Gabriela com a avó e familiares. “ Uma maneira dela me fazer carinho, era fazendo esse chá com torradas, e eu gostava muito desse momento, acho que por causa disso, porque eu sentia essa demonstração de amor dela”. Acervo pessoal
Dona Francisca hoje sofre do mal de Alzheimer. Ela não anda e nem fala como antes. Entretanto, a neta, que sempre se emociona ao visitar a avó, tem viva em sua memória a mulher forte e guerreira que há anos preparava seu chá com torradas. “Ela foi tanto pra mim ...”, fala emocionada. Amor é assim mesmo e, às vezes, é tanto que transborda pelos olhos, pelo sorriso frouxo e pelo brilho do olhar.

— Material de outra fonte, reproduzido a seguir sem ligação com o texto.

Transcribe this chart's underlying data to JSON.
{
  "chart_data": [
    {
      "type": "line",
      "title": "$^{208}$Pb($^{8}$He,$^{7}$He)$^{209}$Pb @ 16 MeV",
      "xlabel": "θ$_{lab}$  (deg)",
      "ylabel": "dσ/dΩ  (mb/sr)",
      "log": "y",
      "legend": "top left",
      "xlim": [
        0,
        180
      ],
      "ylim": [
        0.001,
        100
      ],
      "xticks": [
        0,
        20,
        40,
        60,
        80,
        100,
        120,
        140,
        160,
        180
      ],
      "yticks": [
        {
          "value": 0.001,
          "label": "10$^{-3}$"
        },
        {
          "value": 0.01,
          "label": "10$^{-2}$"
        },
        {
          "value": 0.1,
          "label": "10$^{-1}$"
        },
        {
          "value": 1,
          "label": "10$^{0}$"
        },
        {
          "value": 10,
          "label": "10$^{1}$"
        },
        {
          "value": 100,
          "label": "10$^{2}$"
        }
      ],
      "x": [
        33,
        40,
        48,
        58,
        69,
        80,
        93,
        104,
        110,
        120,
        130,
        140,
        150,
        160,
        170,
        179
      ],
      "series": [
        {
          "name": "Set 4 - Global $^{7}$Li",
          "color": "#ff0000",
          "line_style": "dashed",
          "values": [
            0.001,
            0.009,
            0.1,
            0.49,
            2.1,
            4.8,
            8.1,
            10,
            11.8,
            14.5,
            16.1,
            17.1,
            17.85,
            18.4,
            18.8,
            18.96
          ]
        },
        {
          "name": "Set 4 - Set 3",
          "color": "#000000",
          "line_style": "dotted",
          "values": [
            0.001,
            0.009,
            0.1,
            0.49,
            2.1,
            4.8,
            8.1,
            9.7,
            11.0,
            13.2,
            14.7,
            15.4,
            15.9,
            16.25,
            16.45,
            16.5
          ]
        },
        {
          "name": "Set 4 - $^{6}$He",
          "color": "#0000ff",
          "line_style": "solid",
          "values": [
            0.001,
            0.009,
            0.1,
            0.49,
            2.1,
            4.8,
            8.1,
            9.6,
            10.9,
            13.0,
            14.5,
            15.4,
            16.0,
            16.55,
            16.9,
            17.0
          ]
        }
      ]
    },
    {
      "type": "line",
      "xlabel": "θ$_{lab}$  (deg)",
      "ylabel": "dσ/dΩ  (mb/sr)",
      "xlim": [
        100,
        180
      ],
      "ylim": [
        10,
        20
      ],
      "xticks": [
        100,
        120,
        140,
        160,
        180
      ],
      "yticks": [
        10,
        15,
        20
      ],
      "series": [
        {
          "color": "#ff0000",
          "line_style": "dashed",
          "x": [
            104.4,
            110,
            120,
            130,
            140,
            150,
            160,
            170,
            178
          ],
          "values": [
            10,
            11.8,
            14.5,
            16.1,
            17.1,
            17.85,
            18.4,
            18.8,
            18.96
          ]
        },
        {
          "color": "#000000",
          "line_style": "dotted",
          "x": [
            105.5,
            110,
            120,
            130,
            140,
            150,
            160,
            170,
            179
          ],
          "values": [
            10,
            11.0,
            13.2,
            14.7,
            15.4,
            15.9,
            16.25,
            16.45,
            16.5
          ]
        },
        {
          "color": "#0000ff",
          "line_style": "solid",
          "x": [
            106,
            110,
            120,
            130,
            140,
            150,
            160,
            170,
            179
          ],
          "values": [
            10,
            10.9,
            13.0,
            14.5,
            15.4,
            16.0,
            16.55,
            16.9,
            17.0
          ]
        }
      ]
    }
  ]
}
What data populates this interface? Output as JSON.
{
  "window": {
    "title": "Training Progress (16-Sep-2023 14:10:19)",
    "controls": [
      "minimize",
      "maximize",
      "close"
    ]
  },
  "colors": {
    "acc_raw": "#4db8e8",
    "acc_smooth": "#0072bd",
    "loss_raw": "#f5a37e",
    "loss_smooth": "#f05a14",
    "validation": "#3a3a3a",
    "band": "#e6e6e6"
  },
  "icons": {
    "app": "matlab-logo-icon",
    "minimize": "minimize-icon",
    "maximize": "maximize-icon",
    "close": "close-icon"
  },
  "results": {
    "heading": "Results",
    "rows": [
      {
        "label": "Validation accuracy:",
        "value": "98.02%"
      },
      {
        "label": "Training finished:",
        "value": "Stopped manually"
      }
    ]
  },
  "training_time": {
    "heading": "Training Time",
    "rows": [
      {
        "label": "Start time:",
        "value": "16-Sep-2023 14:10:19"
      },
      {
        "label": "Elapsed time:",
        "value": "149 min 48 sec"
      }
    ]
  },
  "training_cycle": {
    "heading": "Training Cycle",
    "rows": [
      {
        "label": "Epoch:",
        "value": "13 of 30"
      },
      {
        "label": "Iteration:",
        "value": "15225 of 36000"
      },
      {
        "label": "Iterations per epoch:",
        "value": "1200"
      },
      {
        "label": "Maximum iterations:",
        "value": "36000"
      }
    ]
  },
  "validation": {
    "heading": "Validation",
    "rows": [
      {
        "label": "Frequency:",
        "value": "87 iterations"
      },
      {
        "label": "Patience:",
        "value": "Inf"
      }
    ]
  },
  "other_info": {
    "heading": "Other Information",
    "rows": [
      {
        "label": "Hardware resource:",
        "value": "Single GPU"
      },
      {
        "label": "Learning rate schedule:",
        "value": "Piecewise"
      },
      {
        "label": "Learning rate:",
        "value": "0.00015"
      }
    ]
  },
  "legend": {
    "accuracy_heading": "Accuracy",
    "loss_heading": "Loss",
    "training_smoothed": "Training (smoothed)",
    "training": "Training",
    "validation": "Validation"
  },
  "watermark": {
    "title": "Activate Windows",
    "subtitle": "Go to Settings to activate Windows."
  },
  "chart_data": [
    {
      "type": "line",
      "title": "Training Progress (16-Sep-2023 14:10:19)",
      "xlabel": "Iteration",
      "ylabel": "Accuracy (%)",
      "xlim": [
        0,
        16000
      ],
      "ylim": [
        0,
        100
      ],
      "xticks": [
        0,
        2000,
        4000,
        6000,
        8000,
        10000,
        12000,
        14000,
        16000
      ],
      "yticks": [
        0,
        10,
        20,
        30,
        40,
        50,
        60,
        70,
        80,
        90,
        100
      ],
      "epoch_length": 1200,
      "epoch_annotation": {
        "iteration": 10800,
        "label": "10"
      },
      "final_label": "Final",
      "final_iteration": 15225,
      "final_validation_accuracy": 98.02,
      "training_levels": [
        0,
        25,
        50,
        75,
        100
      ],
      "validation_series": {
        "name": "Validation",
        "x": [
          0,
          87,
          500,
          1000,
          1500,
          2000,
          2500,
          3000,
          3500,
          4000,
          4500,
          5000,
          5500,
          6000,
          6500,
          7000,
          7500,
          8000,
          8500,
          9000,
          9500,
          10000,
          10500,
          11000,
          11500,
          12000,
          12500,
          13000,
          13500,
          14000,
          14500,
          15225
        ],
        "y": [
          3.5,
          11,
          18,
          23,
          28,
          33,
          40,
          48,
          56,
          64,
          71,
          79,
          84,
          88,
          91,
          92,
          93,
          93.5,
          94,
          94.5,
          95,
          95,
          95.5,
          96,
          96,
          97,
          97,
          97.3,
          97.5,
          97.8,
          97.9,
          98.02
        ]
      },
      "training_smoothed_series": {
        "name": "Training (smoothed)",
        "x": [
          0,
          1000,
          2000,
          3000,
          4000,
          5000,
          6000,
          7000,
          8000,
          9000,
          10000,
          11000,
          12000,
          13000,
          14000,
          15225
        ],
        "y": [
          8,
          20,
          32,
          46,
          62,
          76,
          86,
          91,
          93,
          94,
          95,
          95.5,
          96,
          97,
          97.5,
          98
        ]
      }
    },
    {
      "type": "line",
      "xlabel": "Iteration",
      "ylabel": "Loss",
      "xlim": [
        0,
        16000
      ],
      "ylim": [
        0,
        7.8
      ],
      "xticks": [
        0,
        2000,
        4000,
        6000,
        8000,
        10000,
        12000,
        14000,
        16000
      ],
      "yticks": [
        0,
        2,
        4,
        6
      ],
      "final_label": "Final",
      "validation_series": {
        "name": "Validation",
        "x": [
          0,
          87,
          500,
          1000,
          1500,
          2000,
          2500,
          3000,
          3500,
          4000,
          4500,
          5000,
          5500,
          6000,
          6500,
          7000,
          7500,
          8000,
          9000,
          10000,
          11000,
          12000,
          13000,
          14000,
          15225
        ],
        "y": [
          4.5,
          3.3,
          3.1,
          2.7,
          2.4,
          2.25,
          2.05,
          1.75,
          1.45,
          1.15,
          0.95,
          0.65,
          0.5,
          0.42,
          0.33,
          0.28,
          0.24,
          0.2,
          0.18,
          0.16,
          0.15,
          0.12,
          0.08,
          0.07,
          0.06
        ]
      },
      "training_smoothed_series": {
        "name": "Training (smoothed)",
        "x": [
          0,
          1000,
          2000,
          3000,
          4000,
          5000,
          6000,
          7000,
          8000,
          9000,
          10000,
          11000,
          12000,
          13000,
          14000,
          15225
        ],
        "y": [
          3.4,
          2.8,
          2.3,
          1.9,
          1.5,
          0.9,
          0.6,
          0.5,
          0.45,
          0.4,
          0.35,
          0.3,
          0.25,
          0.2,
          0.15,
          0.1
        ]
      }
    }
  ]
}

Gabriela, ou simplesmente Gabi, também tem a figura do avô viva em seus pensamentos. José Manuel era caminhoneiro, profissão passada de pai para filho. O bisavô de Gabriela também percorria as estradas. Foi, em particular, alguém muito importante em sua vida. Sua lembrança do café com leite feito por ele nunca foi esquecida. Era doce, muito doce. Com o café já frio, vô Nequinha, como costumava ser chamado, esquentava o leite com açúcar, para deixá-lo mais doce e quentinho, e passava manteiga em um pão do dia seguinte. “Manteiga Doriana, porque tem um gostinho diferente”, afirma a neta. Uma combinação de sabores que ainda dá saudade. “Eu gosto às vezes de fazer isso: esquentar o leite pra tomar com café pra lembrar o gostinho, lembrar dele, porque ele é muito presente na minha vida até hoje”.
Nequinha se foi quando Gabriela tinha 12 anos. A neta se emociona ao falar do avô. O homem que carregava no corpo muitas marcas de seu oficio sabia ensinar, pacientemente, tudo sobre os caminhões. Buscava a neta na escola, quando a mãe acabava se esquecendo, a levava para viajar, encapava seus cadernos e, por ter alguns imóveis, ensinava os segredos das construções. Esses momentos eram regados a muitas “histórias de caminhão”, misturadas ao gostinho do café com leite. Gestos que ensinaram Gabriela a ser quem é hoje, ajudando a construir sua personalidade e a forma de encarar a vida. Resquícios de um amor que leva para o seu trabalho e para sua arte.
É interessante perceber a diferença entre o tempo que passamos com alguém especial e o tempo que simplesmente passa. De todas as lembranças, fica a simplicidade e o amor em comum, a gratidão e a saudade. O sabor da lembrança que se renova todos os dias.